Yes, you can treat AD DNS exactly like a normal DNS domain. The main requirement is simply that entire AD domain (including subdomains, of course) must be resolvable by clients – but it doesn't necessarily need to be direct; it could be via typical DNS NS delegations, or it could be through a 'forward' or 'stub' zone in your existing Dnsmasq/Unbound/whatever setup – as long as nslookup or dig still returns the correct results.

> nslookup -q=SOA ad.example.com
> nslookup -q=SRV _kerberos._udp.ad.example.com

(So if you already had e.g. a local dnsmasq setup that all DNS requests are routed to – it should do the job, with --server=/ad.example.com/192.168.0.5. or something similar.)

But keep in mind that clients must still have the ability to directly talk to the DNS service at AD DCs, i.e. port 53 must not be firewalled away. That's because dynamic DNS registration updates are sent directly to the authoritative server (i.e. whichever DC is in the "primary name server" field of the SOA record).
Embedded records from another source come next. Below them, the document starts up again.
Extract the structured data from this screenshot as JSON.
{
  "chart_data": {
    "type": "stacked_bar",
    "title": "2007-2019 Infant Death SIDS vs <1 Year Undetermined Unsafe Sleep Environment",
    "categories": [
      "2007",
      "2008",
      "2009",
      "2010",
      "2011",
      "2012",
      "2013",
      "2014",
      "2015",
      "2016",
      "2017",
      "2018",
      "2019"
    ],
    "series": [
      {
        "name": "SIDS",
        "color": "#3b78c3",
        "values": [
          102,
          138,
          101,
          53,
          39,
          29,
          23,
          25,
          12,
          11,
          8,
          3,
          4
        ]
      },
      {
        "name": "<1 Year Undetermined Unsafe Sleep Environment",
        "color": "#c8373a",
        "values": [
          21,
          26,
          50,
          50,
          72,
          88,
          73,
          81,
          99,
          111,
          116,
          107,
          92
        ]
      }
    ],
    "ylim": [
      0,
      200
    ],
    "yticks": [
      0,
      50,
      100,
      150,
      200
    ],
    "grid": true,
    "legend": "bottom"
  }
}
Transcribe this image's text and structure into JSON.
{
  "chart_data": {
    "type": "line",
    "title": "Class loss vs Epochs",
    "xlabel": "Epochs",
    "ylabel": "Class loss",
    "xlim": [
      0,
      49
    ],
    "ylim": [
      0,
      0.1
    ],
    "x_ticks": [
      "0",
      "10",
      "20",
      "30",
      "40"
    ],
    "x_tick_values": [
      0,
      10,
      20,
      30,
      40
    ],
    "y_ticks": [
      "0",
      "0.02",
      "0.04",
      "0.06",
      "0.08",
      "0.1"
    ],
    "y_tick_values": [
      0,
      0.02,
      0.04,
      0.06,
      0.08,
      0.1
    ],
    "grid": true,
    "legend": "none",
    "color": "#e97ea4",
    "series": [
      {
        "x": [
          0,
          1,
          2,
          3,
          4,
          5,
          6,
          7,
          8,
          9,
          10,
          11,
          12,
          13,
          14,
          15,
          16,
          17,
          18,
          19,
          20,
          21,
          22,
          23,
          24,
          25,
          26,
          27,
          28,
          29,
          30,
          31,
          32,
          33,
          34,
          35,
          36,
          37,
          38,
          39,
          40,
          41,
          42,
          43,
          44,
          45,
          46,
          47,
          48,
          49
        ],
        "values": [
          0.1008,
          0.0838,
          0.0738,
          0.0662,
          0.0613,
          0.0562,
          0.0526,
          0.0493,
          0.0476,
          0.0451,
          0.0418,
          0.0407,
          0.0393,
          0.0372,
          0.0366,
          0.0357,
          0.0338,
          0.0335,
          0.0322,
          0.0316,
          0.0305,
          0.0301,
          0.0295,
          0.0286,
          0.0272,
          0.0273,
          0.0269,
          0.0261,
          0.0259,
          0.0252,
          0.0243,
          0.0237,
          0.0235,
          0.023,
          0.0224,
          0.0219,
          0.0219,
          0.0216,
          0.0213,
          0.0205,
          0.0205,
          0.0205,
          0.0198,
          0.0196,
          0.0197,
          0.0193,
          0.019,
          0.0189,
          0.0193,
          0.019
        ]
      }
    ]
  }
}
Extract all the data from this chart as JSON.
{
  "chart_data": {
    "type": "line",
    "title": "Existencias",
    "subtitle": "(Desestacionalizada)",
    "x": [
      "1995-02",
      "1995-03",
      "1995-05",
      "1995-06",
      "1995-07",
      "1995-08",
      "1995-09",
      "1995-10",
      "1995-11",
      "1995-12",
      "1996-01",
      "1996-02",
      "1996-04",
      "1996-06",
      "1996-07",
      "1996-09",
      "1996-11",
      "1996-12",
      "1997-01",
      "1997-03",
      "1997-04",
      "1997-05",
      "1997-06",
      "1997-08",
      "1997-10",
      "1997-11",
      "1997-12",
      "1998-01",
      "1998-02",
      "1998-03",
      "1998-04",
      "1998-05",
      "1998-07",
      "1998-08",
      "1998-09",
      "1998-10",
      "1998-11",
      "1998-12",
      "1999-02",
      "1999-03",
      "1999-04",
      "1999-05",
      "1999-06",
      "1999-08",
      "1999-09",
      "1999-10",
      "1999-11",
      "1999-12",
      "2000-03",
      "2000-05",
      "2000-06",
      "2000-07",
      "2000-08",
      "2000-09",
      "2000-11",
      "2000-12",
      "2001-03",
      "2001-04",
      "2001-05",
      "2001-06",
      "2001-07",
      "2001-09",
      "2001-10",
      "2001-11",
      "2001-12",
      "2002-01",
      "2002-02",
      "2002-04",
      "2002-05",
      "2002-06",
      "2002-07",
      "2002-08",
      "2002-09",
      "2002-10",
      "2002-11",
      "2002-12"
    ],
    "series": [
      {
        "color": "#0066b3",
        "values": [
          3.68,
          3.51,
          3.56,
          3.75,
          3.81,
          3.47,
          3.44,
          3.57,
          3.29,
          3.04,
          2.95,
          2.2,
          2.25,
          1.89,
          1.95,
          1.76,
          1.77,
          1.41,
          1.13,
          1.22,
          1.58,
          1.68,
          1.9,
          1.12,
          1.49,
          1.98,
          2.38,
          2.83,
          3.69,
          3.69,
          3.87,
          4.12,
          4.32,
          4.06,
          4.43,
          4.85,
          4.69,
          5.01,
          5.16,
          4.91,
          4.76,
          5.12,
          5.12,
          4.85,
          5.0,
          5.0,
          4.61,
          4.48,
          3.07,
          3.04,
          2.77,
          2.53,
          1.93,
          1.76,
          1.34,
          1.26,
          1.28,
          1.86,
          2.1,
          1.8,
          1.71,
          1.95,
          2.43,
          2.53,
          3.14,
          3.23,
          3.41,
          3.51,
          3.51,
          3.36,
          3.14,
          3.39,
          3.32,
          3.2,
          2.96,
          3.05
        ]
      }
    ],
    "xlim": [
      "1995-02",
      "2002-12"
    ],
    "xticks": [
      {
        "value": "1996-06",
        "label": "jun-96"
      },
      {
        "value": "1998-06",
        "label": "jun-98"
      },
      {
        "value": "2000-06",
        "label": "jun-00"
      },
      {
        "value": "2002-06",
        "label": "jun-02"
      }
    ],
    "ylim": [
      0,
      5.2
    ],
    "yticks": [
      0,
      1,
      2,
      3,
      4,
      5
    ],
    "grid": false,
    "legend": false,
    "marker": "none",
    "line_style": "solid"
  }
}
That being said, I'm surprised that DNS is too much for a Pi too handle... yes, things like serving GPO via SMB will require some resources, but that's not a long-running task – as soon as the hosts are done loading GPOs, the Pi should be very nearly idle, and even a complete potato PC should be able to handle DNS queries for a total of four machines.

So before you go through with your plan, I'd recommend investigating once more where the problem actually is. Is it really the Pi2 unable to keep up with the load (is it at 100% CPU), or is it actually some network issue (packets not going where they should & machines waiting for time-out)?

Footnote: Samba AD DC also supports using BIND9 in place of Samba's built-in DNS service (using a special DLZ module to load zones directly from AD) – this might improve performance a little bit, as BIND might be better-optimized.